Many in the West may agree that Iranian President Mahmoud Ahmadinejad is an unpleasant politician with a rhetorical tendency to bluster about Iran's power and to foolishly question the historical accuracy of the Holocaust, but that doesn't answer the crucial question of whether he was democratically reelected.
Despite what you may have read in the New York Times and the Washington Post, the available evidence is that Ahmadinejad did win last June's presidential election and that efforts embraced by nearly the entire U.S. news media to oust him amount to yet another case of seeking the removal of a democratically chosen leader.
Though widely ignored by the major American news media, a recent study by the Program on International Policy Attitudes (PIPA) at the University of Maryland found little evidence to support allegations of fraud, nor to conclude that most Iranians view President Ahmadinejad as illegitimate.
PIPA analyzed multiple polls of the Iranian public from three different sources, including some before the June 12 election and some afterwards. The study found that in all the polls, a majority said they planned to vote for Ahmadinejad or had voted for him. The numbers ranged from 52 to 57 percent just before the election to 55 to 66 percent after the election.
"These findings do not prove that there were no irregularities in the election process," said Steven Kull, director of PIPA. "But they do not support the belief that a majority rejected Ahmadinejad."

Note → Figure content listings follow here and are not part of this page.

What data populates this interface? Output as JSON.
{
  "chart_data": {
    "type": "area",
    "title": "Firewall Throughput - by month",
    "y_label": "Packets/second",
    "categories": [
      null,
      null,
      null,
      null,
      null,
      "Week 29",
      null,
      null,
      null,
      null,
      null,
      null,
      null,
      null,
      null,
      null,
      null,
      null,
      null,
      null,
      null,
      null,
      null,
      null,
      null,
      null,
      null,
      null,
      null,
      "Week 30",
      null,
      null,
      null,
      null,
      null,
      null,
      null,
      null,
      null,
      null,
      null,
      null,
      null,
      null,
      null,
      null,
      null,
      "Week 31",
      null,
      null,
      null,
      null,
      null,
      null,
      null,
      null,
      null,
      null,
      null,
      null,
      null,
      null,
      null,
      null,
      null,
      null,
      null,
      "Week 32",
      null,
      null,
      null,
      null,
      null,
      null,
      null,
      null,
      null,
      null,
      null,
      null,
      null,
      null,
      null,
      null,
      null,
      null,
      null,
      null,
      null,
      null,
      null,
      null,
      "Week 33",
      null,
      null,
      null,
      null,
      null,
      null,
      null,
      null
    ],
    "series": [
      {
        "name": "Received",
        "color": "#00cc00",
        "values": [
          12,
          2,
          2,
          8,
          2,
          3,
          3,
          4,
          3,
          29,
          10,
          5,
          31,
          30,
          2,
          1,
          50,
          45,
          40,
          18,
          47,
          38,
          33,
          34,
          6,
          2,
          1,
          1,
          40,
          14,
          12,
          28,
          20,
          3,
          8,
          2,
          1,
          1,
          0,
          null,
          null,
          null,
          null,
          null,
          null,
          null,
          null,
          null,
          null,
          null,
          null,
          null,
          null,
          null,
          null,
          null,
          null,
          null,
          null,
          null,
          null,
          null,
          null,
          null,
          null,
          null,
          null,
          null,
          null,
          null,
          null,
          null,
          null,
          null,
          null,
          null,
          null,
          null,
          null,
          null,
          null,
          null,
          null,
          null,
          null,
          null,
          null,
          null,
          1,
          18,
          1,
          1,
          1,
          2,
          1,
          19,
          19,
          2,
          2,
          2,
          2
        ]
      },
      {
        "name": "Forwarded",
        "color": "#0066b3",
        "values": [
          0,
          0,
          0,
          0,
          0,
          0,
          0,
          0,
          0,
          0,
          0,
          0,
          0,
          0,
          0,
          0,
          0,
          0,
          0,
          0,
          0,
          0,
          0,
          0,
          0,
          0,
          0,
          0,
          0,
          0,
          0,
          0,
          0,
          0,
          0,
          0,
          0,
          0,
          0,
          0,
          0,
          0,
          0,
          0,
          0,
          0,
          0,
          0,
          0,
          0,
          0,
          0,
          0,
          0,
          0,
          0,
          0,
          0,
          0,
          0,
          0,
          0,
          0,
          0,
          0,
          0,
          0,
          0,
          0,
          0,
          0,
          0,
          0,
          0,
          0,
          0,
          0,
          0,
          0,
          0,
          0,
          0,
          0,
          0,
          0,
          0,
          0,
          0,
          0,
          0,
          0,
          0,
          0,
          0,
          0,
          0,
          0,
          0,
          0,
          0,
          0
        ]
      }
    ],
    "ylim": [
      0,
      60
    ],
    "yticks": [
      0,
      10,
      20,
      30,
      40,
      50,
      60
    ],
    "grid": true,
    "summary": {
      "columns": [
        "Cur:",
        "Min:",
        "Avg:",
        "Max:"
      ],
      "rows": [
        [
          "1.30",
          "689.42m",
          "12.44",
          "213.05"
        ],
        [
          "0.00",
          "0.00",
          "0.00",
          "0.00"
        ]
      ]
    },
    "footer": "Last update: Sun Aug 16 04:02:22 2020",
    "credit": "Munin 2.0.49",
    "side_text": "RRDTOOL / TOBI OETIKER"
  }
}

To address the possibility that some poll data collected within Iran might have been fabricated, PIPA matched up patterns of responses collected inside Iran to those obtained by calling into Iran and found the patterns so similar "that it is hard to conclude that these data were fabricated," Kull said.
Regarding the possibility that Iranians felt intimidated, PIPA noted that responses to other poll questions such as criticism of the Islamic Guardian Council and the Interior Ministry showed Iranians willing to express less than favorable views about powerful institutions.
And, further undercutting the U.S. news media's cheerleading for "regime change" in Iran, PIPA's analysis noted that none of the polls supported such a radical step. Large majorities and even most supporters of opposition candidate Mir Hossein Mousavi endorsed the Islamist character of the regime, such as allowing Islamic scholars to veto laws that violate principles from the Koran.
"Our analysis suggests that it would not be prudent to base U.S. policy on the assumption that the Iranian public is in a pre-revolutionary state of mind," Kull said.
Collapsing Assumptions
Beyond PIPA's analysis, other U.S. media claims, which supposedly supported the theory of massive election fraud, have collapsed under closer examination. For instance, one fraud assumption was that Azeris would have voted heavily for one of their own, Mousavi, instead of for Ahmadinejad, who nevertheless carried that region in the official results.
However, a pre-election poll, sponsored by the New America Foundation, found a 2-to-1 breakdown for Ahmadinejad among Azeris. Part of the reason appeared to be that Ahmadinejad had poured government resources into that area. So, the assumption of Azeris automatically lining up behind Mousavi proved false.
Another frequent charge from the Western press was that Ahmadinejad's claim of victory came too fast, but that ignored the fact that Mousavi was out with a declaration of victory before any votes were counted. The first partial results, showing Ahmadinejad in the lead, came out hours later.
The reason why Ahmadinejad might have really won the election by something like the 2-to-1 margin in the official tallies was that his support was concentrated among the urban and rural poor who benefited from government food giveaways and jobs programs and who tend to listen more to conservative clerics in the mosques.
Generally speaking, Mousavi had the backing of the urban middle class and the well-educated, especially in the more cosmopolitan capital of Tehran where universities became a center for protests against Ahmadinejad.